Overview
FAR 30.602 outlines the process and criteria for the Cognizant Federal Agency Official (CFAO) to determine if a cost impact resulting from a CAS change or noncompliance is significant enough to warrant a formal contract price adjustment. It provides the procedural framework for dismissing negligible impacts while maintaining the Government’s right to future adjustments.
Key Rules
- Criteria for Determination: The CFAO must use the specific materiality criteria established in 48 CFR 9903.305 to evaluate cost impacts.
- Timing and Evidence: A determination can be made before or after a General Dollar Magnitude (GDM) proposal is submitted, but it must always be supported by adequate documentation.
- Handling Immaterial Impacts: If the impact is immaterial, the CFAO concludes the process without contract adjustments, documents the rationale, and notifies the contractor to correct any underlying noncompliance.

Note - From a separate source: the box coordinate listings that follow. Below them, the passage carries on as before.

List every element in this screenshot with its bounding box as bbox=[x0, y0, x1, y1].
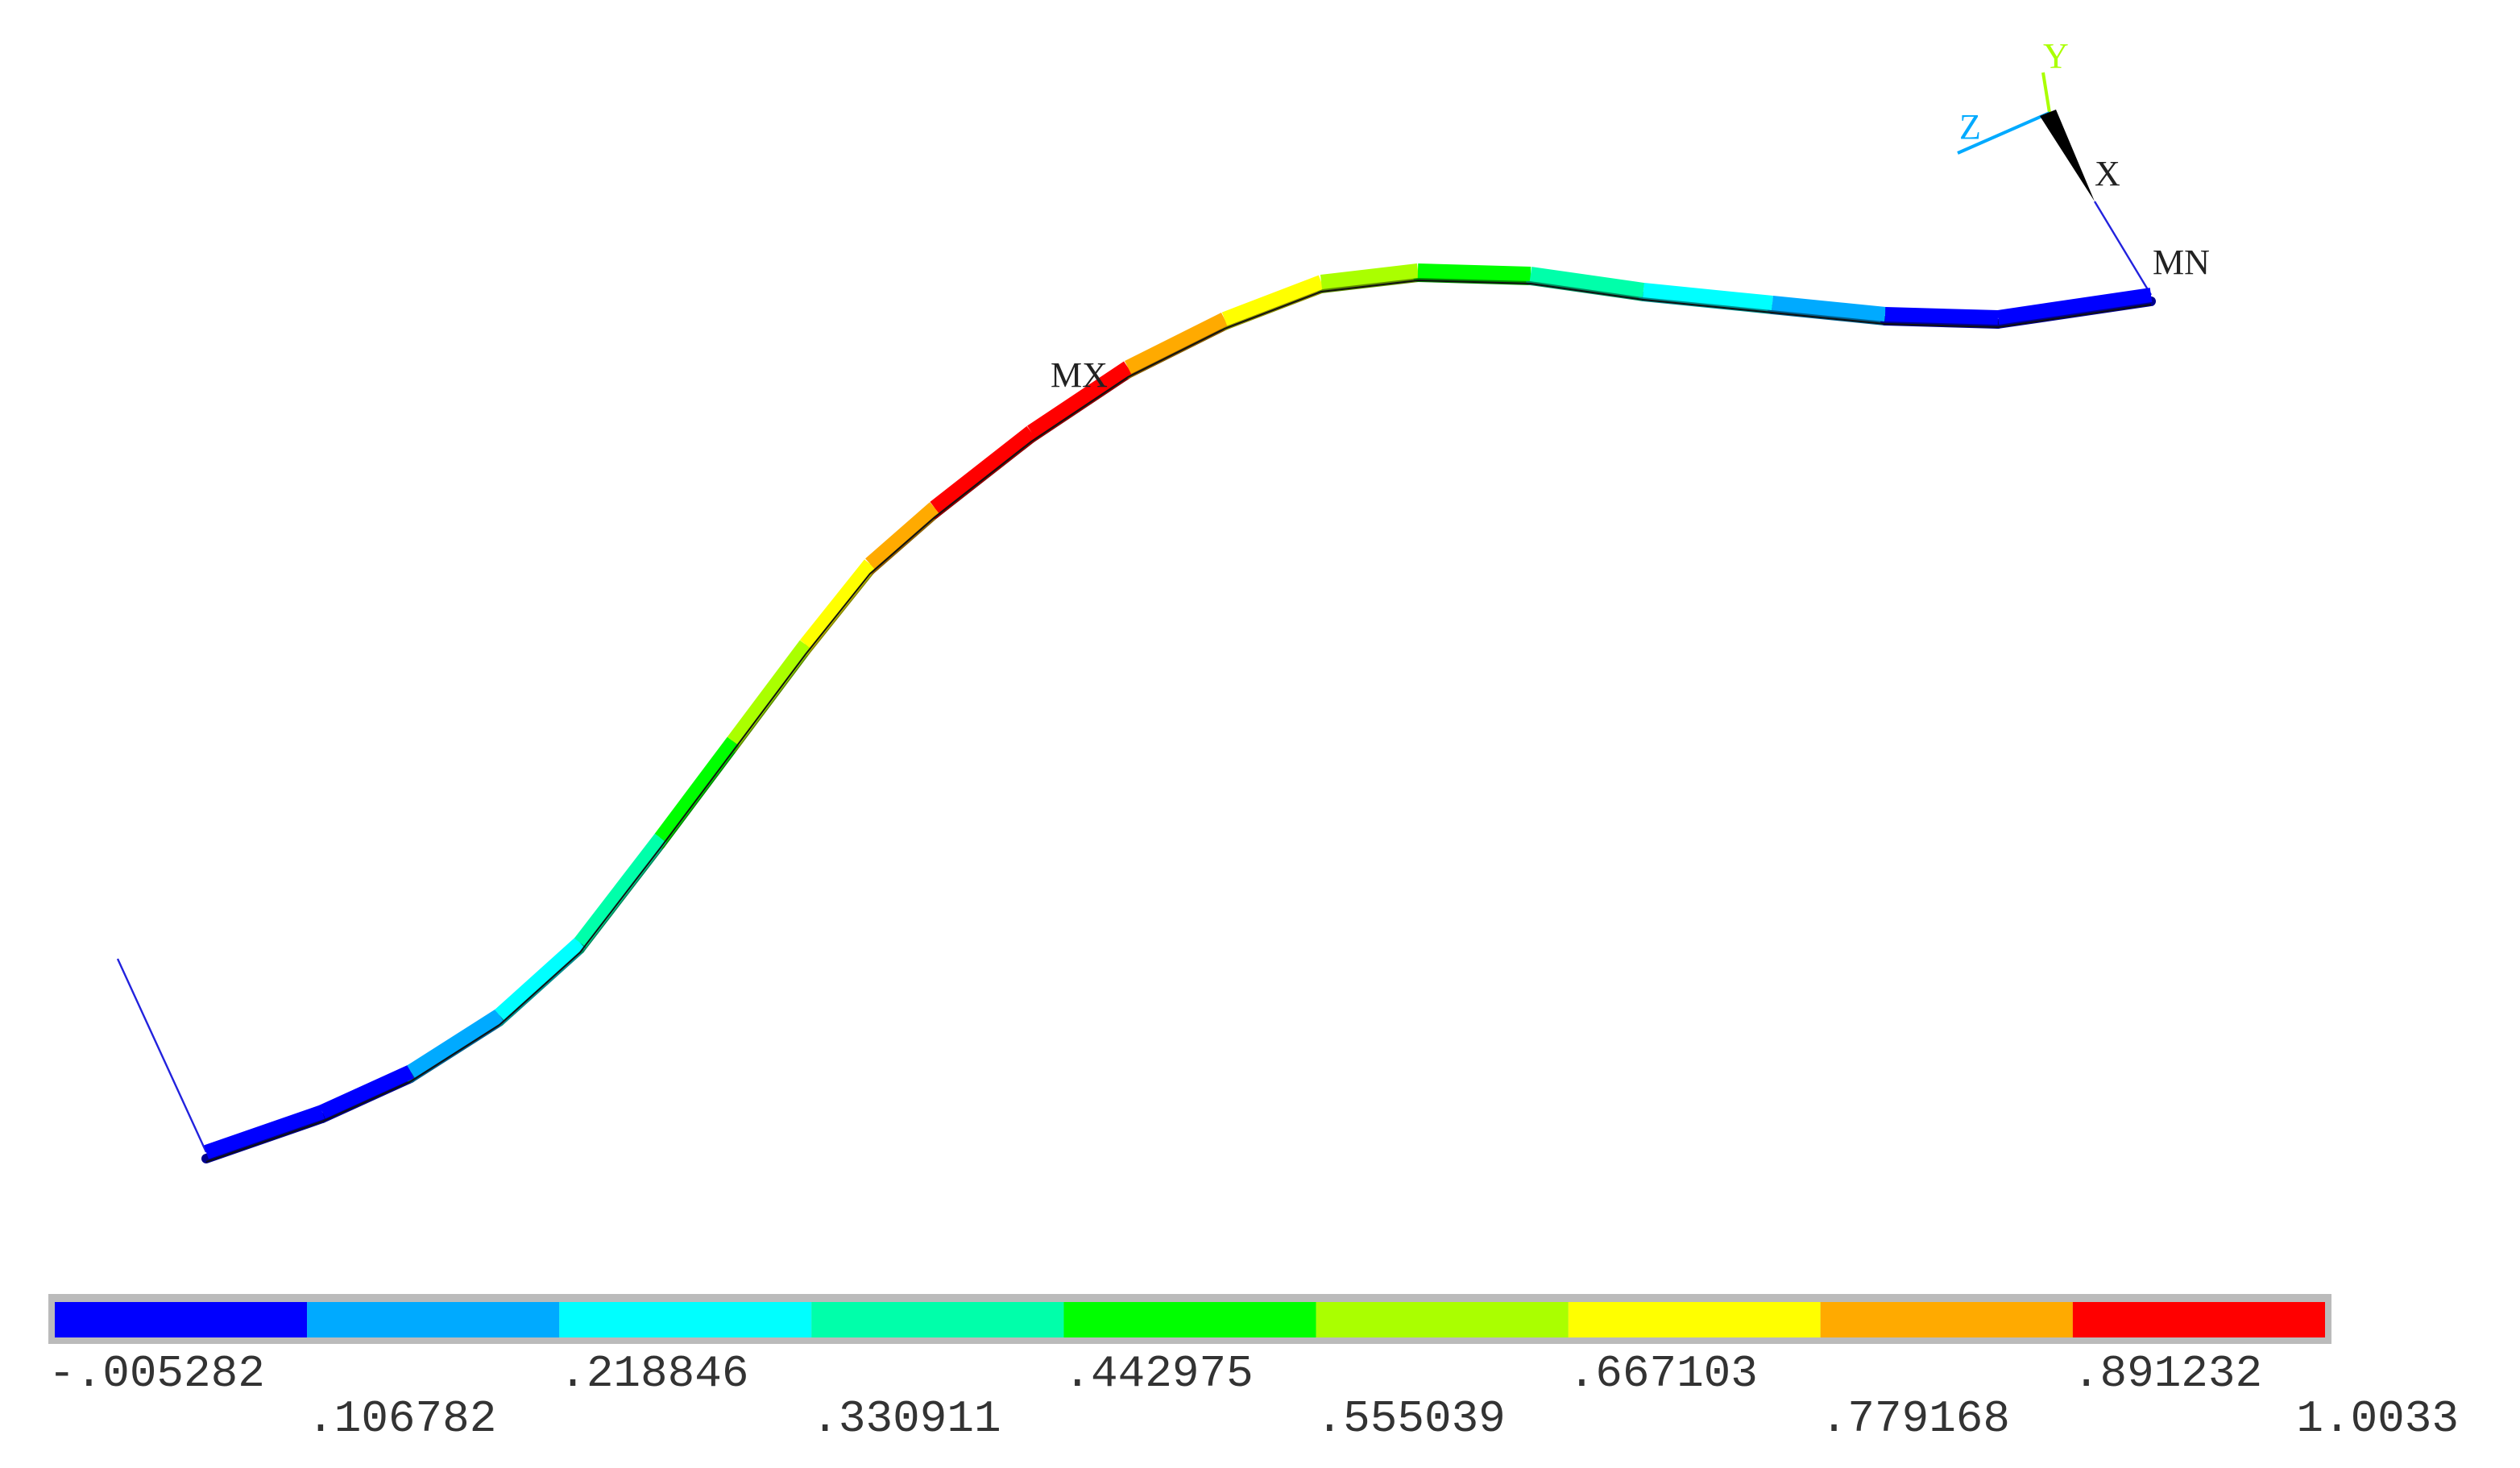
beam-segment bbox=[1027, 361, 1132, 438]
triad-label: X bbox=[2095, 154, 2120, 193]
beam-segment bbox=[204, 1105, 325, 1159]
beam-segment bbox=[319, 1064, 414, 1119]
beam-segment bbox=[1320, 263, 1420, 289]
legend-label: .106782 bbox=[307, 1393, 496, 1445]
triad-label: Y bbox=[2043, 36, 2069, 76]
beam-segment bbox=[1884, 307, 1999, 325]
support-line bbox=[2093, 201, 2153, 296]
max-marker: MX bbox=[1051, 355, 1108, 395]
legend-swatch bbox=[1063, 1302, 1316, 1337]
legend-label: .330911 bbox=[811, 1393, 1001, 1445]
legend-swatch bbox=[2072, 1302, 2325, 1337]
beam-segment bbox=[1417, 263, 1531, 281]
legend-label: .667103 bbox=[1569, 1348, 1758, 1400]
legend-swatch bbox=[307, 1302, 560, 1337]
triad-z-axis bbox=[1957, 111, 2050, 155]
beam-segment bbox=[1996, 288, 2153, 325]
beam-segment bbox=[930, 425, 1036, 514]
triad-y-axis bbox=[2041, 72, 2051, 114]
legend-label: .779168 bbox=[1821, 1393, 2010, 1445]
legend-swatch bbox=[55, 1302, 308, 1337]
legend-swatch bbox=[1316, 1302, 1569, 1337]
legend-label: .555039 bbox=[1316, 1393, 1506, 1445]
legend: -.005282 .106782 .218846 .330911 .442975 .555… bbox=[48, 1302, 2459, 1445]
legend-swatch bbox=[811, 1302, 1064, 1337]
legend-label: .442975 bbox=[1063, 1348, 1253, 1400]
legend-label: -.005282 bbox=[48, 1348, 265, 1400]
beam-segment bbox=[1643, 283, 1773, 310]
beam-segment bbox=[574, 833, 667, 948]
beam-segment bbox=[727, 640, 812, 746]
beam-segment bbox=[407, 1009, 504, 1078]
legend-label: .218846 bbox=[559, 1348, 748, 1400]
beam-segment bbox=[494, 937, 586, 1021]
support-line bbox=[116, 958, 208, 1153]
beam bbox=[201, 263, 2156, 1163]
triad-label: Z bbox=[1959, 107, 1981, 147]
beam-segment bbox=[799, 559, 877, 649]
triad-x-axis bbox=[2040, 110, 2095, 201]
beam-outline bbox=[205, 279, 2152, 1163]
legend-swatch bbox=[1568, 1302, 1821, 1337]
beam-segment bbox=[1221, 275, 1324, 326]
legend-label: .891232 bbox=[2073, 1348, 2262, 1400]
beam-segment bbox=[1772, 296, 1886, 321]
beam-segment bbox=[654, 736, 740, 843]
beam-segment bbox=[865, 502, 939, 570]
beam-segment bbox=[1529, 267, 1645, 297]
beam-segment bbox=[1124, 312, 1229, 375]
legend-swatch bbox=[1820, 1302, 2073, 1337]
min-marker: MN bbox=[2153, 243, 2210, 282]
legend-label: 1.0033 bbox=[2296, 1393, 2459, 1445]
legend-swatch bbox=[559, 1302, 812, 1337]
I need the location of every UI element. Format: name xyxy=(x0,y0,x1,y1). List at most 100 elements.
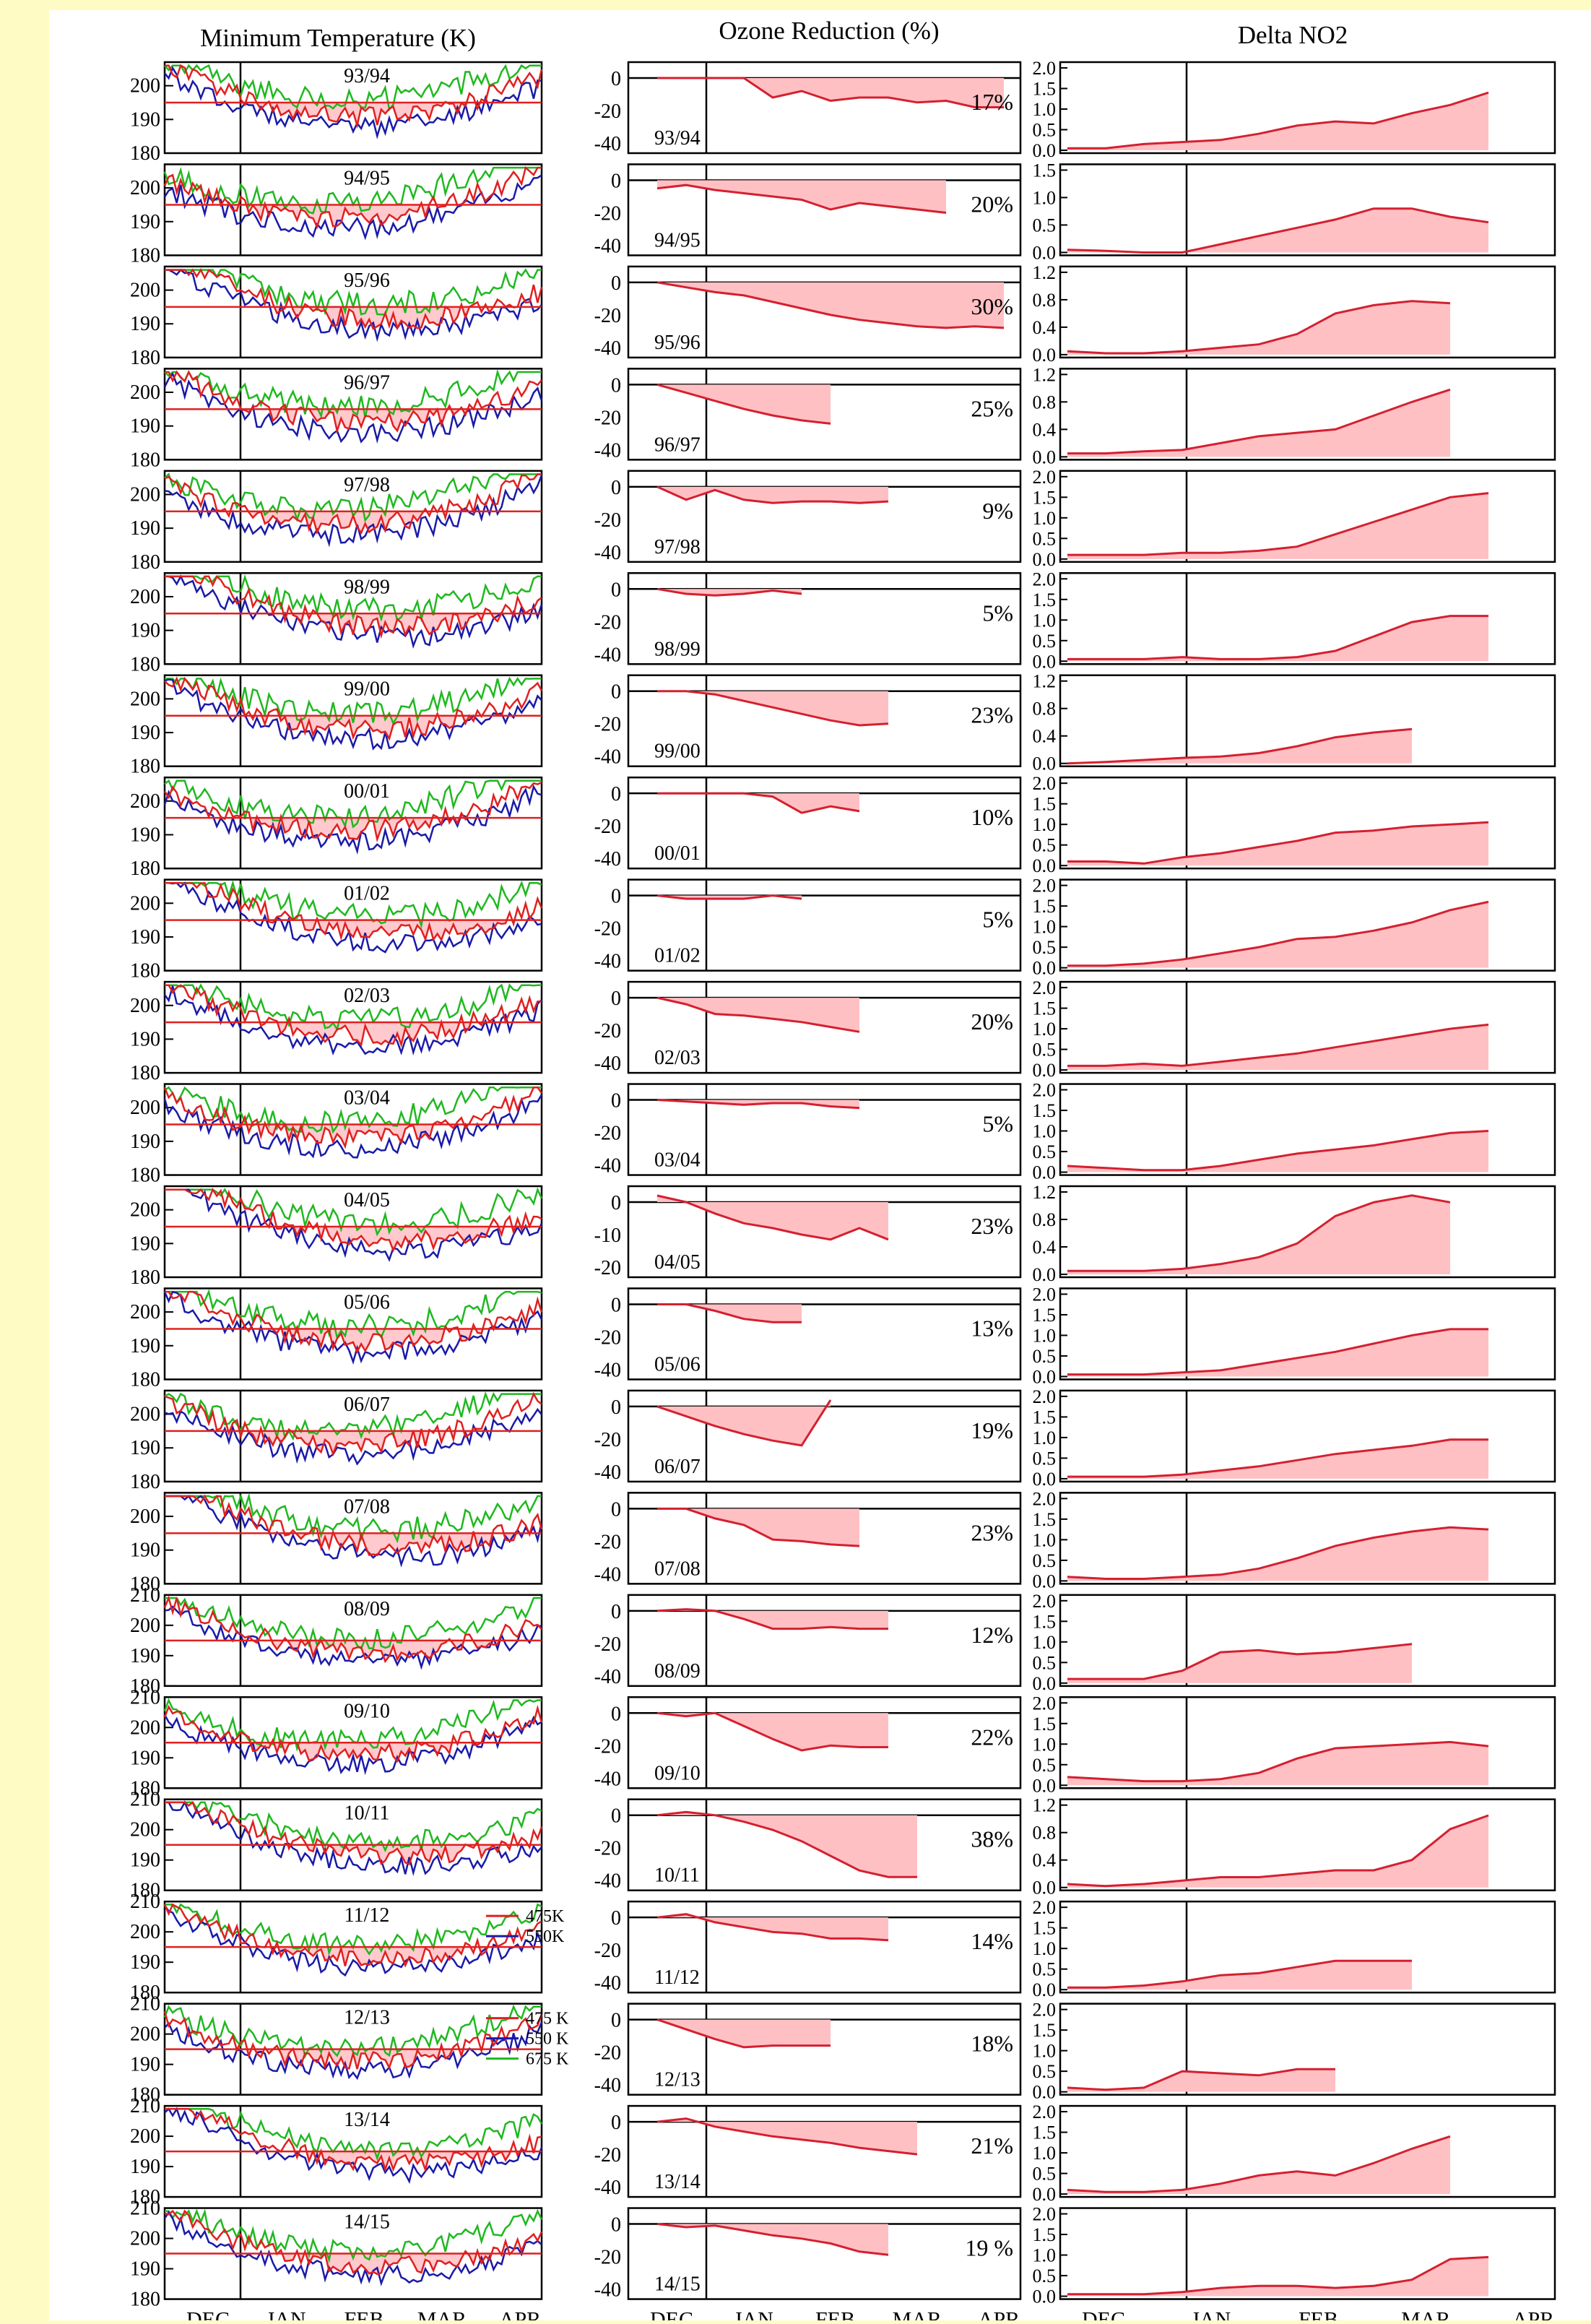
temperature-tick-label: 190 xyxy=(130,620,160,642)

- Reservation of Rights: For uncorrected immaterial noncompliances, the Government expressly reserves the right to make adjustments in the future should the cost impact become material.
- Mandatory Procedures for Material Impacts: When an impact is deemed material, the CFAO is required to follow the formal adjustment and notification procedures specified in FAR 30.603 through 30.606.
Practical Implications
- Administrative Efficiency: This section allows the CFAO to waive burdensome negotiations and administrative costs for both parties when the financial impact of an accounting change does not justify the effort of a formal adjustment.
- Ongoing Compliance Risk: Contractors remain obligated to fix noncompliant accounting practices even if the current impact is immaterial; failure to do so creates a "latent" liability that the Government can trigger if the contractor’s business base or cost structure changes.